If you're in the market for a new home, chances are you've researched your current mortgage options. Although external considerations, such as your credit score and income, will affect the loan terms you're offered, there can be a vast difference in the costs and interests of mortgages you qualify for. If you're an active military member or armed forces veteran, a VA loan is one excellent mortgage option you should look into.
A VA loan is a non-conforming mortgage guaranteed by the Department of Veterans Affairs. They're designed to help individuals who have served in the military purchase homes at better rates. Although the government backs the loans, they're issued by private lenders, such as credit unions or local banks, in the same way as traditional mortgages.
How Are VA Mortgage Rates Determined?
VA mortgage rates are determined similarly to traditional loans. The actual rates often fluctuate due to the mortgage and housing markets, so the rates granted to one borrower may not be the same as those given to another. The overall economy also has a lot to do with mortgage rates.
Additionally, personal factors can affect the rate you receive on your VA loan. A few examples of these personal factors include:
- Your credit score
- Your debt-to-income ratio
- Whether you choose a 15- or 30-year loan
- Your down payment amount
Qualifying applicants aren't required to put a down payment on VA loans. However, doing so can help you lower your interest rates and monthly payments.
How Do You Qualify for VA Loans?
Unlike conventional mortgage options, not everyone is eligible for a VA loan. To qualify, you or your legal spouse must be a qualified:
- Veteran
- Active-duty service member
- Current National Guard or Army Reserve member
- Former National Guard or Army Reserve member
Depending on the type of military service you provide, there are additional guidelines that may apply. For most military branches, you or your legal spouse must have served at least 181 days of active service during times of peace or 90 consecutive days of active service during wartime.
The National Guard or Army Reserve members qualify after at least 6 years of service, with one exception. National Guard and Army Reserve members serving under Title 32 qualify for a VA loan after 90 days of service if at least 30 of those days were served consecutively.
Proving Your Eligibility
To prove your eligibility for a VA loan, you'll need to apply for a Certificate of Eligibility or COE through the U.S. Department of Veteran Affairs. This certificate shows your potential lender you've met the service history requirements for the VA loan. Applications can be done online or through the mail.

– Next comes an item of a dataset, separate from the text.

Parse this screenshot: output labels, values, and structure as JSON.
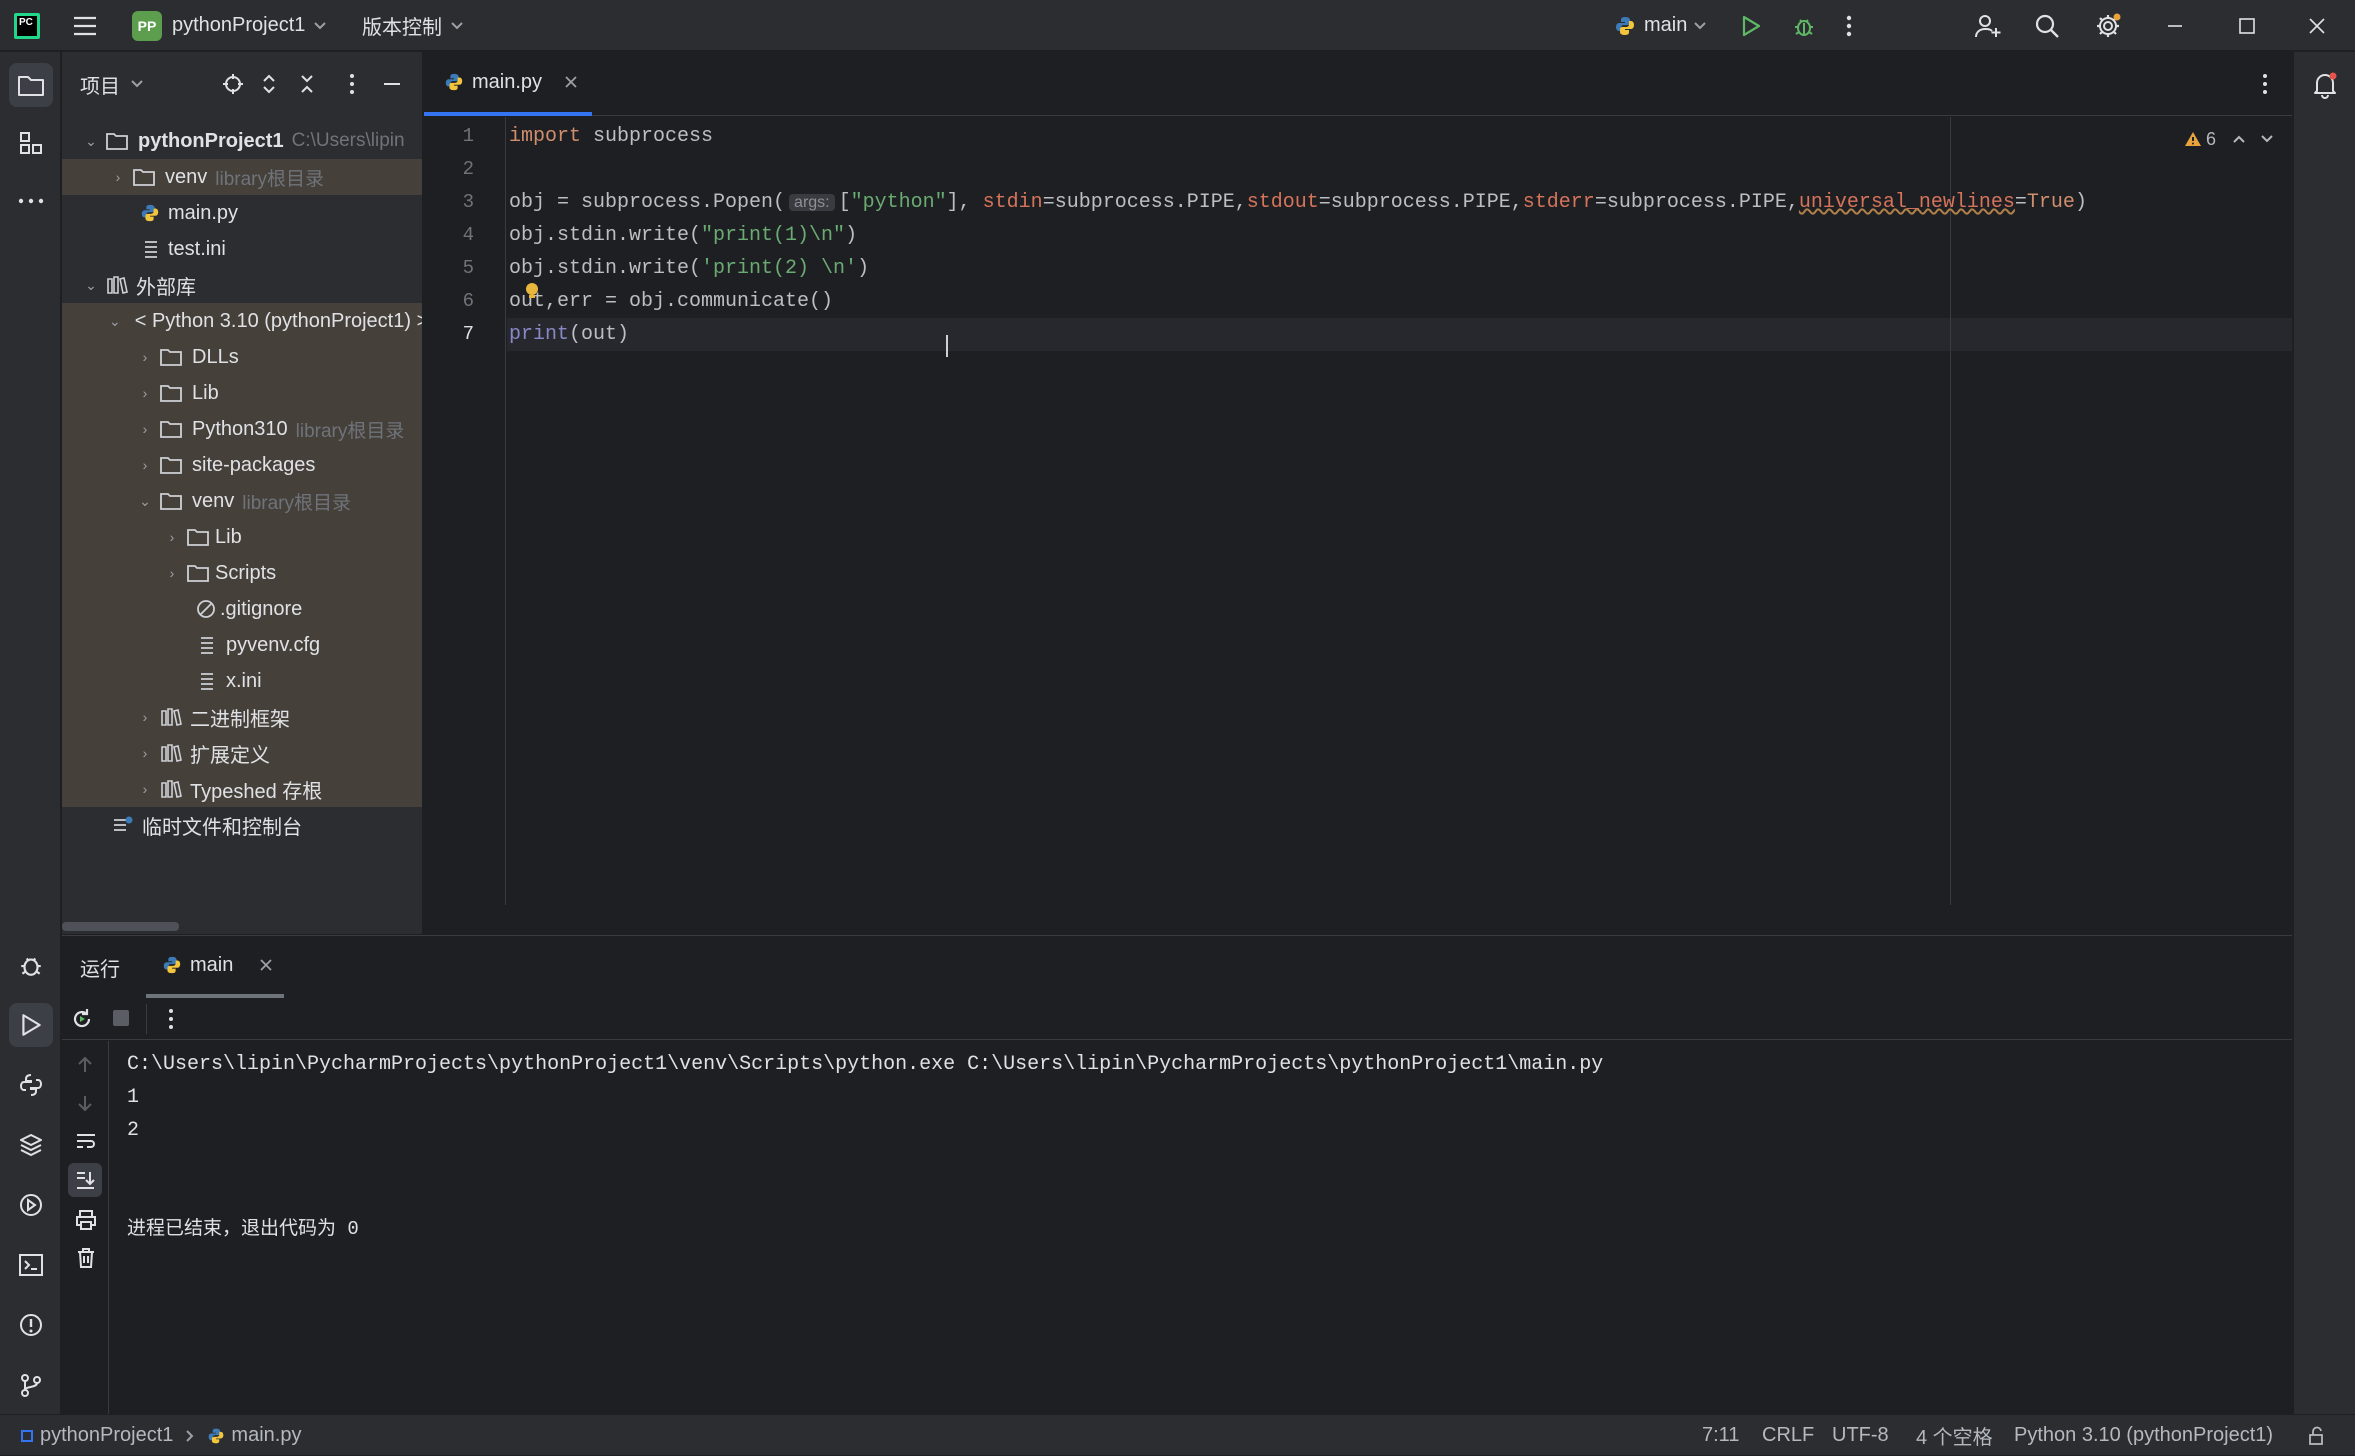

To be approved for a COE, you must meet the minimum service history requirements detailed in the above section. If you received a dishonorable discharge, you won't be approved for a COE, regardless of your service history.
What Are the Minimum Requirements for Properties?
It isn't only the borrower that has to qualify for a VA loan. The property the loan is used for must also meet specific minimum requirements. These requirements are set to ensure active-duty and former military members are living in clean, safe homes.
The most crucial home requirements for VA loans include:
- All mechanical systems must be in working condition (including some form of heating).
- Basements and crawl spaces must be dry with no obvious flooding issues.
- The roof can't have any obvious or significant signs of disrepair.
- There can't be any active termite problems.
- There can't be any mold, rot, mildew or serious structural problems.
- All lead paint must be removed, if applicable.
- The home must be used as your primary residence.
However, this list isn't exhaustive, and there may be other requirements for homes purchased with VA loans.